截图高亮的位置就是关键的地方。里面的注释写得很清楚，就不多说了。通过m_exception_port ，debugserver可以截获程序的异常消息。

为程序添加接收exception的port 步骤简化如下：

mach_port_t server_port;
kern_return_t kr = mach_port_allocate(mach_task_self(), MACH_PORT_RIGHT_RECEIVE, &server_port);
assert(kr == KERN_SUCCESS);

kr = mach_port_insert_right(mach_task_self(), &server_port, &server_port, MACH_MSG_TYPE_MAKE_SEND);
assert(kr == KERN_SUCCESS);

kr = task_set_exception_ports(task, EXC_MASK_BAD_ACCESS, server_port, EXCEPTION_DEFAULT|MACH_EXCEPTION_CODES, THREAD_STATE_NONE);

函数说明,建议看一下，说得很清楚。

如果把task的负责处理EXC_MASK_BAD_ACCESS的port 关闭，是不是就接收不了异常了？？？

答案：是的

重点来了，崩溃来了，还可以做什么？

重要信息保存
强制救回

重要信息保存
崩溃前信息做最后的保存工作，这里说得很清楚。信息保存应该根据各自需要而定，重点看一下如何把程序强制救回。

强制救回

这里首先要了解ucontext_t 是什么？简单来说，它是线程运行的一个上下文。具体如下图所示：

通过它可以知道崩溃时线程的上下文。把程序救回来关键一步在：如何调整当前崩溃线程的上下文！包括修改当前寄存器的值等都是可以的。

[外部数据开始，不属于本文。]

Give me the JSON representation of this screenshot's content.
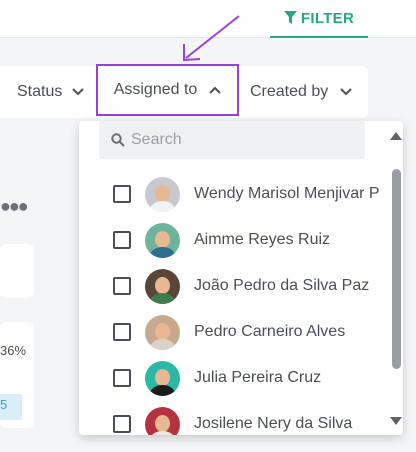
{
  "header": {
    "filter_label": "FILTER",
    "accent_color": "#24a88a"
  },
  "filters": {
    "status_label": "Status",
    "assigned_label": "Assigned to",
    "created_label": "Created by",
    "highlight_color": "#9b3fdc"
  },
  "background": {
    "percent_fragment": "36%",
    "strip_fragment": "5"
  },
  "dropdown": {
    "search_placeholder": "Search",
    "users": [
      {
        "name": "Wendy Marisol Menjivar P",
        "avatar_bg": "#c7c9d1",
        "shirt": "#f3f3f3",
        "checked": false
      },
      {
        "name": "Aimme Reyes Ruiz",
        "avatar_bg": "#6fb39d",
        "shirt": "#2e6f8e",
        "checked": false
      },
      {
        "name": "João Pedro da Silva Paz",
        "avatar_bg": "#5a4636",
        "shirt": "#3b7c4a",
        "checked": false
      },
      {
        "name": "Pedro Carneiro Alves",
        "avatar_bg": "#c9a98e",
        "shirt": "#d8d2c8",
        "checked": false
      },
      {
        "name": "Julia Pereira Cruz",
        "avatar_bg": "#2bb8a6",
        "shirt": "#1b1b1b",
        "checked": false
      },
      {
        "name": "Josilene Nery da Silva",
        "avatar_bg": "#b5323f",
        "shirt": "#f0e6dc",
        "checked": false
      }
    ]
  }
}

下面的Demo很好的展示了这一过程（必须在真机上运行），其主要过程分3步：

设置处理崩溃信号的handler
触发崩溃
修改崩溃时的线程上下文，即：ucontext

让程序可以继续跑下去，可以设置当前线程的pc。处理了崩溃的信号后，程序可以继续执行，但是有一点要注意，崩溃处理函数不能做太多事情，因为系统认为这个signal还在处理状态，此时如果再触发崩溃，就再也进不来了，程序会被kill掉。

ucontext->uc_mcontext->__ss.__pc = 崩溃处理函数地址。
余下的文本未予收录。